October 11 is National Coming Out Day, a date on my calendar that makes me tender for the courage of individuals taking the risk of stepping into greater transparency and wholeness. As more and more LGBT individuals in our culture have come out to their friends and family—many of them on October 11s—we’ve collectively learned better ways to come out to others and better ways to receive someone else’s coming out. In my own reflections over my journey coming out, though, I think I’ve often overlooked what a daunting task it was merely to come out to myself, and that oversight has prevented me from empathizing with those LGBT individuals who can’t come out to others because they haven’t yet come out to themselves.
Many LGBT individuals can point to a specific moment when they looked into a mirror and spoke, or opened a journal and wrote, those life-changing (or, maybe more accurately, life-integrating) words: “I think I’m bisexual.” “I think I’m actually a woman.” In my case, coming out to myself was a series of episodes of increased self-awareness and honesty, some of which preceded and some of which followed my initial conversations coming out to other people. I had to acknowledge to myself I was attracted (physically, emotionally, romantically) to men in a way I was not attracted to women and in a way most other boys my age seemed to be attracted to women. I had to acknowledge to myself my feelings were consistent and persistent, that they still hadn’t changed by the time I started high school, and still hadn’t changed by the time my family moved when I was in tenth grade, and still hadn’t changed by the time I started college. I had to acknowledge to myself there were words in our language that described precisely what I was feeling, that my experience of sexuality wasn’t particularly special and couldn’t be explained away as an anomaly. Each of these was an agonizing process, slowed by my own trepidation and doubt.

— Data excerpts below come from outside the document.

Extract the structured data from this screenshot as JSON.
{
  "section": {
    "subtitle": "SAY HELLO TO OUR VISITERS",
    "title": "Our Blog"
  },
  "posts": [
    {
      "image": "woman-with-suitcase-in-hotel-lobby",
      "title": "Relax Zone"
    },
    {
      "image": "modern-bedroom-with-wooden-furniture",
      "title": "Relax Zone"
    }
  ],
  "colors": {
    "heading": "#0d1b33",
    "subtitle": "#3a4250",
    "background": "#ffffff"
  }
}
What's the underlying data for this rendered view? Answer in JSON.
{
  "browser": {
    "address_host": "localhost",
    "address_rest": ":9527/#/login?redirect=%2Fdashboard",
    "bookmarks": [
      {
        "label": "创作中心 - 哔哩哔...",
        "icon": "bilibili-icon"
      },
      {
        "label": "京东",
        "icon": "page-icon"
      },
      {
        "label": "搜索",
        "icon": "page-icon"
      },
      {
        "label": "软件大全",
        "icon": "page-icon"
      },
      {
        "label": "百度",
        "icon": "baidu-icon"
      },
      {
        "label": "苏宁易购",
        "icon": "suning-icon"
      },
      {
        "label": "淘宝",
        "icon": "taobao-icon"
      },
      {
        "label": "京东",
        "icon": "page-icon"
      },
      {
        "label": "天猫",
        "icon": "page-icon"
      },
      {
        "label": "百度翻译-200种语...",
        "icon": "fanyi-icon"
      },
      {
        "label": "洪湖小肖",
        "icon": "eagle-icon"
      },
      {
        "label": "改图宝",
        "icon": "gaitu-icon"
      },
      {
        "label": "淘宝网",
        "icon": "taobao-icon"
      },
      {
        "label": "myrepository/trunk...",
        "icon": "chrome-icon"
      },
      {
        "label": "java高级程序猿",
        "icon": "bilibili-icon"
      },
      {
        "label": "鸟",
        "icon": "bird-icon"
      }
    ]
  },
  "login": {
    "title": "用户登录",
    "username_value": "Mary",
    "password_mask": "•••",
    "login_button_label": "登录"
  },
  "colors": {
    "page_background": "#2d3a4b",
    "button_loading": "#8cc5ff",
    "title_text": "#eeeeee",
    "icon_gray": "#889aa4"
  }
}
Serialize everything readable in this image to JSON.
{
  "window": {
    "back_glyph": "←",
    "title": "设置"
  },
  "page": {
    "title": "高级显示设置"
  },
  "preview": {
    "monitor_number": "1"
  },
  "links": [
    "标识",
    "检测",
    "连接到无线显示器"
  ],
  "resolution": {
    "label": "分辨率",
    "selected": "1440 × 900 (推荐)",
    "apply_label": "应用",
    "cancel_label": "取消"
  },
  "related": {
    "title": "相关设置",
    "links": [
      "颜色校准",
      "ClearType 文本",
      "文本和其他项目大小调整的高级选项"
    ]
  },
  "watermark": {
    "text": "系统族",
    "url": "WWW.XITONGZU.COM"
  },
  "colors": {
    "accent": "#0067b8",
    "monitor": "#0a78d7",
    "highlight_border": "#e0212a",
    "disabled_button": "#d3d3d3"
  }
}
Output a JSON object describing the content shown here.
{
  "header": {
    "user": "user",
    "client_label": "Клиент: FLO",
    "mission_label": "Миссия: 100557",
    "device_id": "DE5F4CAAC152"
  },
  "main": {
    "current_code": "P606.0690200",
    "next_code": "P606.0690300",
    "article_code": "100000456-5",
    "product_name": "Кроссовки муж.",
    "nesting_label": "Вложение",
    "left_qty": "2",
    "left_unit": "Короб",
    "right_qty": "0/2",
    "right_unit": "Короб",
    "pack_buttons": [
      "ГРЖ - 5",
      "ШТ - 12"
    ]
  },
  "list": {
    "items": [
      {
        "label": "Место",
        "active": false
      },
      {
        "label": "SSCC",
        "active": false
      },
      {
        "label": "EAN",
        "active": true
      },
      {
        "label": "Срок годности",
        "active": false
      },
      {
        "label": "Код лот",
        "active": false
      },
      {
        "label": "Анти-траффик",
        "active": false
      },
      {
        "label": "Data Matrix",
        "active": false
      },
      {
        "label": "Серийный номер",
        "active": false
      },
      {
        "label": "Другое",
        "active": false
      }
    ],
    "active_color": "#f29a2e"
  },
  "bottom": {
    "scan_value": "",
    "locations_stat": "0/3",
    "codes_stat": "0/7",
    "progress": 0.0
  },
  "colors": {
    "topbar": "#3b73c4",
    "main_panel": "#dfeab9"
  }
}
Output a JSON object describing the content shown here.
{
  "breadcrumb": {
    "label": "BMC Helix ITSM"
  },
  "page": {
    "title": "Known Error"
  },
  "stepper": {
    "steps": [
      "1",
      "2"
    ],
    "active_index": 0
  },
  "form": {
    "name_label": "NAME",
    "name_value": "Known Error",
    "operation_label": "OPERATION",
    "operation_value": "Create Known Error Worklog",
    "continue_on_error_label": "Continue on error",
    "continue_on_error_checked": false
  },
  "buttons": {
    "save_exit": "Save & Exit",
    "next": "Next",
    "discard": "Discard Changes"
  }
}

Whenever you start coming out to others, you may expect a variety of reactions: Some may celebrate, others may grieve, and many may find themselves surprised at how their attitudes change over time. Ideally, you quickly identify the people whose posture toward you is love, and you cling tightly to them, and their support allows you to weather the reactions of people who may be unloving. Before I ever reached a point of taking the risk to tell someone else I was gay, though, I had to take the very same risk on myself. That may have been the most intimidating coming out of all, because there wasn’t any other person in a posture of love I could cling to, not yet. Coming out to myself felt like a horribly lonesome undertaking in which I was simultaneously my only advocate and my worst accuser. I happened to be much better at accusing than I was at advocating for myself, so the fears and lies about what my orientation meant for me shouted loudly enough to trap me in a state of confused denial for years.
Then, something changed. In what I can only describe as a religious experience of God’s intervention, there was a particular autumn night when I became overwhelmingly conscious of the quality of God’s faithfulness. With breathtaking swiftness, the reality of God’s faithfulness to me became a greater certainty than all my fears of what could go wrong if I acknowledged my orientation. Suddenly, I had my advocate, one whose continued presence itself would attest—even to me!—to my value regardless of whether everyone else left. Though my fear persisted, the possibility of integrity and vulnerability had become too enticing to abandon. That night, I became more honest with myself about myself than I had ever been, and two weeks later, I came out to one of my closest friends.
Every year on National Coming Out Day, there’s plenty of celebration and momentum surrounding those who come out to others. My advice to people who receive a coming out is generally simple: Be gentle. Listen. Ask questions that invite honesty. Assure them of your faithfulness in continued relationship with them. This year, though, I’m particularly conscious of those people who probably won’t come out on October 11 because they haven’t come out to themselves. Perhaps fear and trepidation have slowed their journeys like they slowed mine, and maybe the sluggishness of that journey has become agonizing. Perhaps, like me, they’re better at accusing themselves than they are at advocating on their own behalf. Perhaps fears and lies about what their orientation or gender identity might mean for their lives have shouted them into a state of confused denial.
My hope for those people is that, before they ever take the step of coming out to someone else, they would receive the same overwhelming appreciation for God’s faithfulness I received: that God is gentle, that God listens, that God invites your honesty, and that God will be faithful in continued relationship with you. May that faithfulness lead each of us to a place of integrity and vulnerability, first and foremost with ourselves.